African Journal of
Pharmacy and Pharmacology

  • Abbreviation: Afr. J. Pharm. Pharmacol.
  • Language: English
  • ISSN: 1996-0816
  • DOI: 10.5897/AJPP
  • Start Year: 2007
  • Published Articles: 2284

Full Length Research Paper

Simultaneous spectrophotometric determination of nitroanilines using genetic-algorithm-based wavelength selection in principal component-artificial neural network

Mohammad Goodarzi1,2, Ashok Kumar Malik3 and Nasser Goudarzi4*
1Young Researches Club, Azad University, Arak, Iran. 2Department of Chemistry, Faculty of Science, Azad University of Arak, Arak, Iran. 3Department of Chemistry, Punjabi University, Patiala-147 002, Punjab, India. 4Faculty of Chemistry, Shahrood University of Technology, P. O. Box 316, Shahrood, Iran.
Email: [email protected] or [email protected]

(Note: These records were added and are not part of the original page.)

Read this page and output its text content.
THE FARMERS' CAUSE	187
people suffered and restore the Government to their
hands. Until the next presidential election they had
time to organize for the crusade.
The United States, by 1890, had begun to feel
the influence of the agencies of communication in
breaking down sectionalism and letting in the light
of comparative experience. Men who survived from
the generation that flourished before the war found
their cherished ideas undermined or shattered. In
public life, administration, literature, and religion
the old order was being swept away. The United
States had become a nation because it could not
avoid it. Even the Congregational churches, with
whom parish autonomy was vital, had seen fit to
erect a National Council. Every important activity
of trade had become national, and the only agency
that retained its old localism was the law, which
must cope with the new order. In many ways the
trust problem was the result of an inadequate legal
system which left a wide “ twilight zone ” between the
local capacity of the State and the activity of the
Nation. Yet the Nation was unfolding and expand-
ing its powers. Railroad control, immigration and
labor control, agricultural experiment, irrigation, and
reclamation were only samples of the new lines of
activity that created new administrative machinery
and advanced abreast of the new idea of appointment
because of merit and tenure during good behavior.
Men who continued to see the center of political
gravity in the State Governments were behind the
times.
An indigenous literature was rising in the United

  •  Published: 22 January 2012

Abstract

Ternary mixtures of nitroaniline isomers have been simultaneously determined in synthetic and real matrix by application of genetic algorithm principal component artificial neural network model. All effective factors on the sensitivity were optimized. Also, the linear dynamic range for determination of nitroaniline isomers was found. The simultaneous determination of nitroaniline mixtures by using spectrophotometric methods due to spectral interferences is a difficult problem. A genetic algorithm is a suitable method for selecting wavelength for principal component-artificial neural network (PC-ANN) calibration of mixtures with almost identical spectra without loss prediction capacity. The experimental calibration matrix was designed by measuring the absorbance over the range of 200 to 500 nm for 21 samples of 1.0 to 17.0, 1.0 to 15.0 and 1.0 to 18.0 μg/ml of m-nitroaniline, o-nitroaniline and p-nitroaniline, respectively. The root mean square error of prediction for m-nitroaniline, o-nitroaniline and p-nitroaniline were 0.7848, 0.2864 and 0.1851, respectively. The proposed method was successfully applied for the determination of m-nitroaniline, o-nitroaniline and p-nitroaniline in synthetic and water samples.

 

Key words: Nitroaniline isomers, genetic algorithm, principal component, artificial neural network.